ÇOCUK ve AİLE

Fatma Barbarosoğlu : Sirke yapmayı bilmeyen erkekler ve aile saadeti

Tarih
25 Şubat 2015
İzlenme
Kişi
Yazar
Fatma Barbarosoğlu

25 Şubat 2015

Boşanmaların artmasının; ekran üzerinden “elektrik aldım /alamadım” beyanıyla kotarılmaya çalışılan dest-i izdivaç programlarının yaygınlaşmasının, evlenme çağı gelen gençlerin evlenme isteksizliğinin bize söylediği bir şey var: Aile kurumu çok tantanalı yollardan geçerek kuruluyor ve lakin çabuk yıkılıyor.

Neden çabuk yıkılıyor?

Erkeklerin rol ve sorumlulukları postmodern çağda giderek müphemleşiyor. Erkeklerin gündelik hayat içindeki rolleri müphemleşirken; tüketim kültürü fakir ya  da zengin, genç ya da yaşlı her erkeği romantik kahraman imajına hapsediyor.

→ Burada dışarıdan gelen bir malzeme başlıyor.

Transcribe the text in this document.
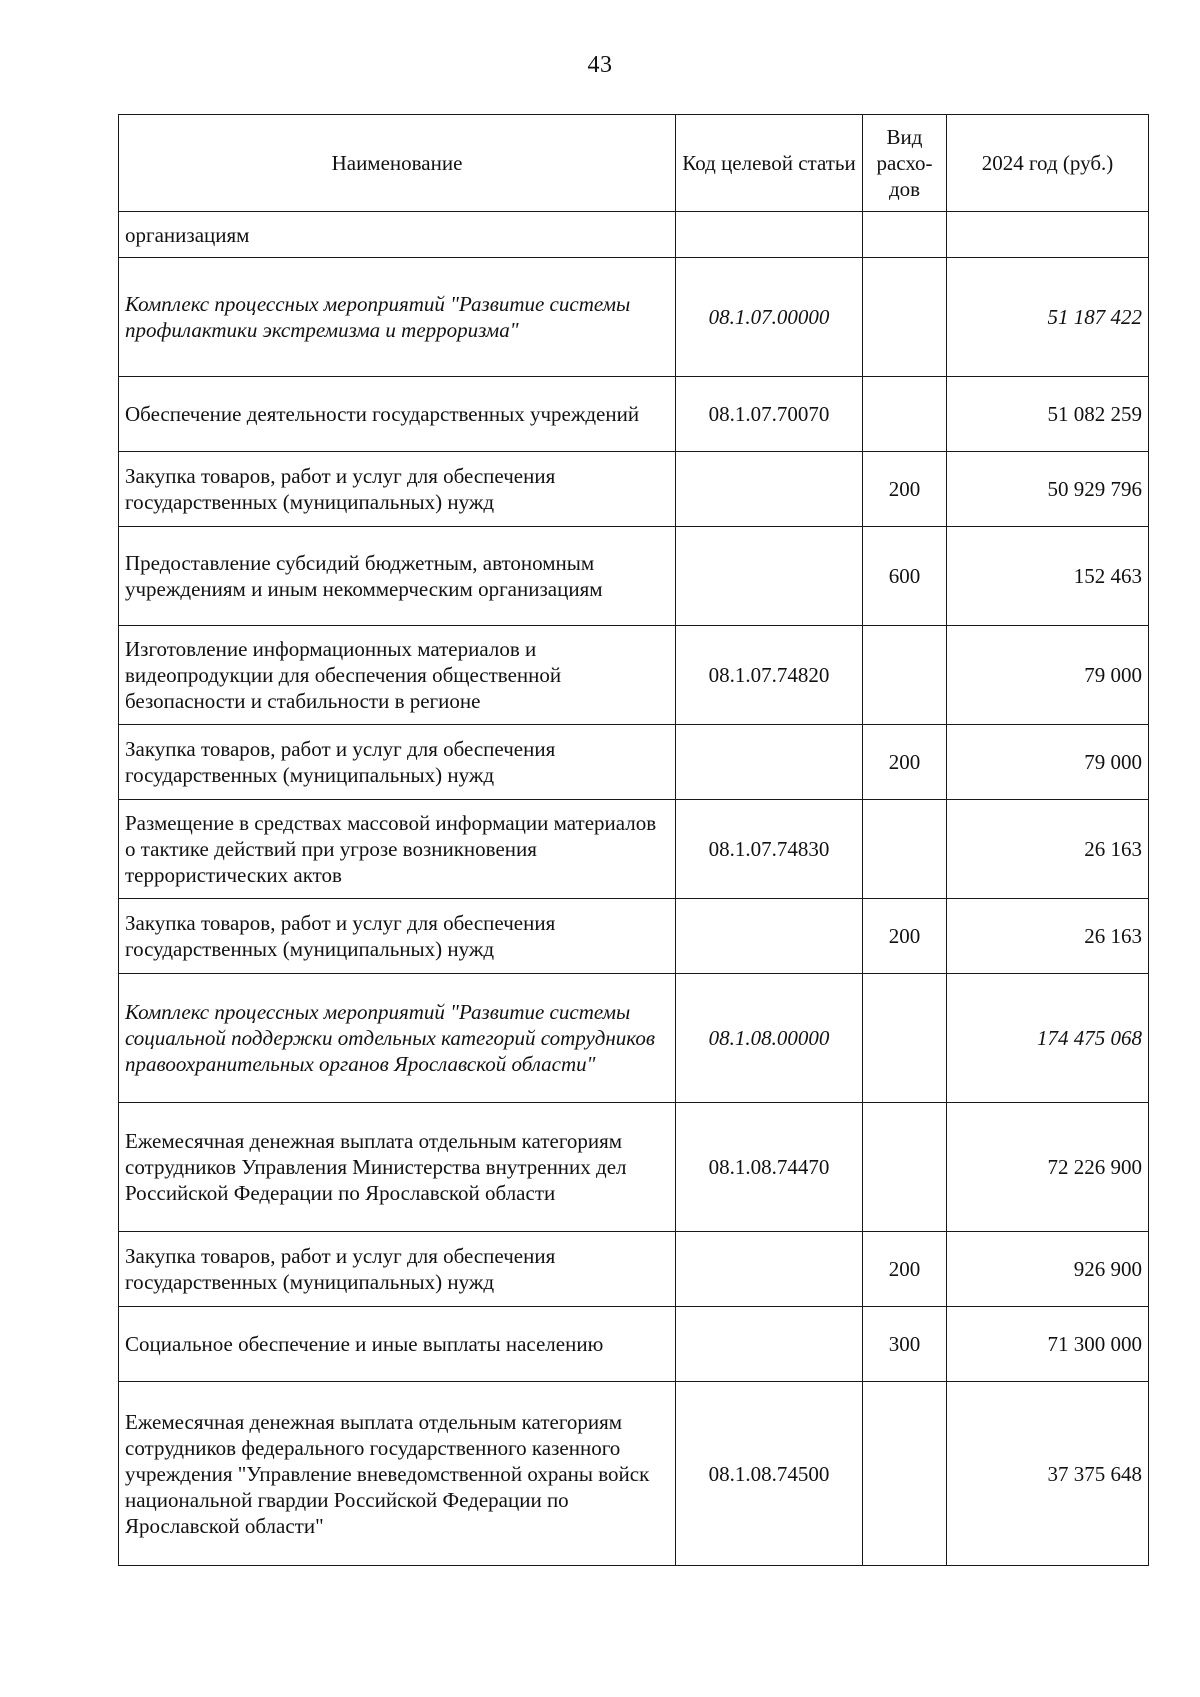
43
Наименование	Код целевой статьи	Вид расхо-дов	2024 год (руб.)
организациям			
Комплекс процессных мероприятий "Развитие системы профилактики экстремизма и терроризма"	08.1.07.00000		51 187 422
Обеспечение деятельности государственных учреждений	08.1.07.70070		51 082 259
Закупка товаров, работ и услуг для обеспечения государственных (муниципальных) нужд		200	50 929 796
Предоставление субсидий бюджетным, автономным учреждениям и иным некоммерческим организациям		600	152 463
Изготовление информационных материалов и видеопродукции для обеспечения общественной безопасности и стабильности в регионе	08.1.07.74820		79 000
Закупка товаров, работ и услуг для обеспечения государственных (муниципальных) нужд		200	79 000
Размещение в средствах массовой информации материалов о тактике действий при угрозе возникновения террористических актов	08.1.07.74830		26 163
Закупка товаров, работ и услуг для обеспечения государственных (муниципальных) нужд		200	26 163
Комплекс процессных мероприятий "Развитие системы социальной поддержки отдельных категорий сотрудников правоохранительных органов Ярославской области"	08.1.08.00000		174 475 068
Ежемесячная денежная выплата отдельным категориям сотрудников Управления Министерства внутренних дел Российской Федерации по Ярославской области	08.1.08.74470		72 226 900
Закупка товаров, работ и услуг для обеспечения государственных (муниципальных) нужд		200	926 900
Социальное обеспечение и иные выплаты населению		300	71 300 000
Ежемесячная денежная выплата отдельным категориям сотрудников федерального государственного казенного учреждения "Управление вневедомственной охраны войск национальной гвардии Российской Федерации по Ярославской области"	08.1.08.74500		37 375 648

“Kahraman”dan beklenen ne?

Eşine, nişanlısına, kız arkadaşına kendisini biricik hissetmesini sağlayacak hediyeler sunup, sürprizler hazırlaması.

Erkek nerede? Bir hediye paketini sunan el o sadece.

Şubat ayında 2.sayısını yayınladığımız  Nihayet dergisi ile gündelik hayatın gün yüzüne çıkmamış, bir  duyguda kilitli kalmış alanlarında geziniyoruz.

Şimdiye kadar sirke yapamayan erkekler diye bir şikayet ile karşılaşmamışsınızdır muhtemelen.

 Nihayet’ in Şubat sayısının kapağındaki ibare “Sirke yapamayan erkekler.”

Nihayet dergisi olarak, mesajı doğrudan veren, kanırtan, slogana dönüştüren bir yolda ilerlemiyoruz. Hayatın sızılarını ve umutlarını bir izlek olarak ortaya koyuyoruz. Nitekim “Sirke Yapamayan Erkekler” ibaresini kapağa çıkartırken maksadımızın çok başka olduğunu söylemeliyim.

Önce Sirke Yapamayan Erkekler yazısının nasıl ortaya çıktığını anlatmam gerekiyor size.

Yazı, fotoğraf sanatçısı Abdullah Kibritçi’ ye ait.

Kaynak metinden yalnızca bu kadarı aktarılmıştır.